Posted: Thu Apr 26, 2018 12:41 pm
by dstager
Hi

I am trying to parse out an XML that has recursive list embedded in a lower level. However, the Edit Assembly does not show the recursive elements (aliased with <> plus an infinity sign). The recursive list STARTS at 7 levels deep within the XML...but I only need to parse the 1st level of the recursive list.

1. How do I configure the Edit Assembly to expand levels (already upped the tree size to 10) - still does not show lower levels...
2. Is the recursive list limited to the tree level limit?

Your valued expertise is greatly appreciated!

Posted: Fri Apr 27, 2018 11:11 am
by eostic
Most times, for situations like this, I prefer to use the xmlInput Stage. It more easily handles incomplete paths.

I think you said you only need the first level, but imagine if you wanted the first "four".....

....however, for certain incoming documents and parent nodes, you might only have two levels...and for another, all four...but another, none, or just one.

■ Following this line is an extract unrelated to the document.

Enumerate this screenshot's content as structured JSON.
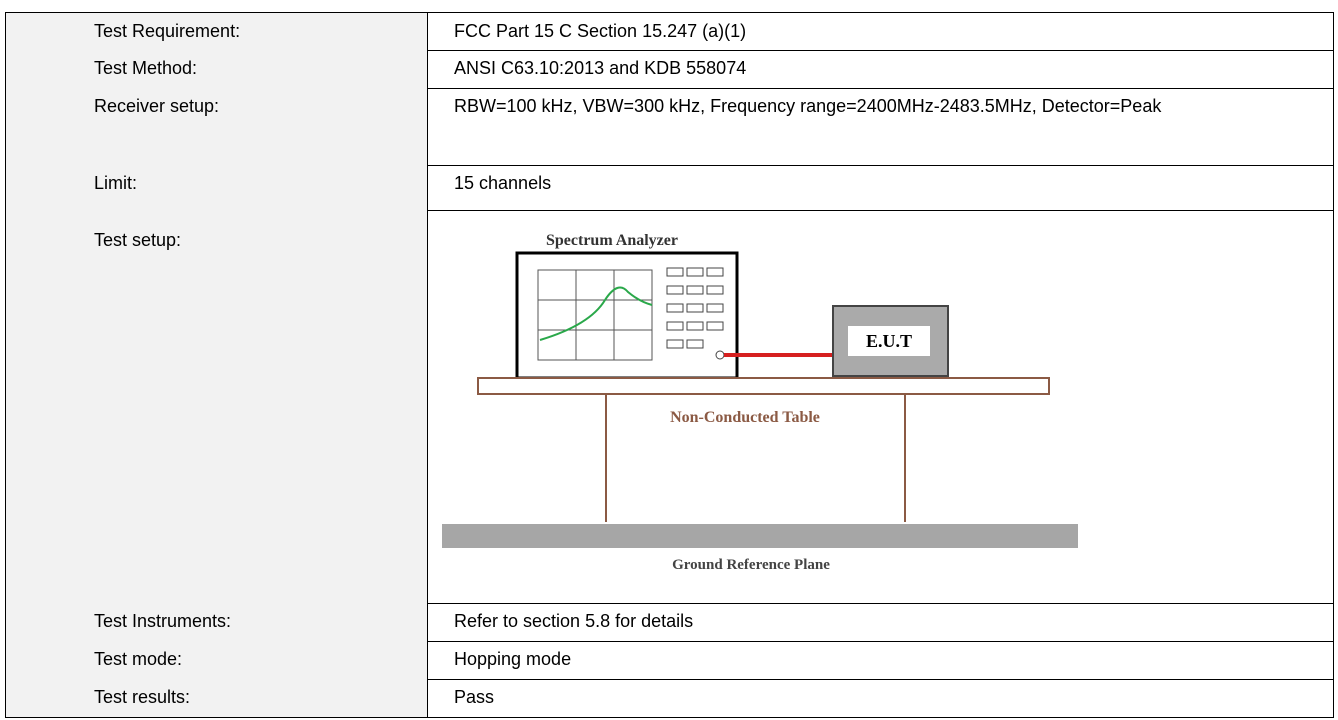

You have to declare all the levels you potentially want, but with the xmlInput Stage, you have the option to just get "nulls" for children that don't exist "for any given parent node". This is the check box that says "Repetition Element Required." This is a powerful notion --- if you "uncheck" it, it tells the Stage "if this path is not complete, and doesn't have a node at this depth, that's ok...retrieve the parent and provide nulls for any elements or attributes on the output link that are not in this instance". If you leave it checked, it acts like a pure, simple relational JOIN.... parents without children are NOT included in the answer set -- or in this context, not sent down the output link.

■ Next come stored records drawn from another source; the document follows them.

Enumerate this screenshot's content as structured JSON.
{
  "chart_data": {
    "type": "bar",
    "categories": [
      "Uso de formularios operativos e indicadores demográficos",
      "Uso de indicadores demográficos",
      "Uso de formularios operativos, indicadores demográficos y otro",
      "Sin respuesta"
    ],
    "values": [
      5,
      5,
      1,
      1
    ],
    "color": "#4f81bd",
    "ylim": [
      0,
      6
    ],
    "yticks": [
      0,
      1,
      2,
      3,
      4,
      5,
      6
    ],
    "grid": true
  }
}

Declare your potentially nested recursive nodes directly:

(other xpath, etc. in the description is assumed, let's say that you have an "actualElement" that is capable of being nested many times in a "child" element node)...

child1column ...Parent/Child/actualElement/text()
child2column ...Parent/Child/Child/actualElement/text()
child3column ...Parent/Child/Child/Child/actualElement/text()
child4column ...Parent/Child/Child/Child/Child/actualElement/text()

With the Hierarchical Stage, you probably will have to use the "chunk" feature. When you pick your document root, in the xmlParser step, find the list that has your recursive node. Right click. Choose Chunk. That lets you address that "piece" later in the Assembly, possibly passing it to yet another parser step, with an xmlSchema View (from the Library Manager" that teases out the parts that you need...or else, what I prefer to do...send that "chunk" downstream in a longvarchar and pass just "that" into a separate xmlInput Stage for further smart parsing of its levels.

Hopefully these suggestions get you closer to your solution.

Ernie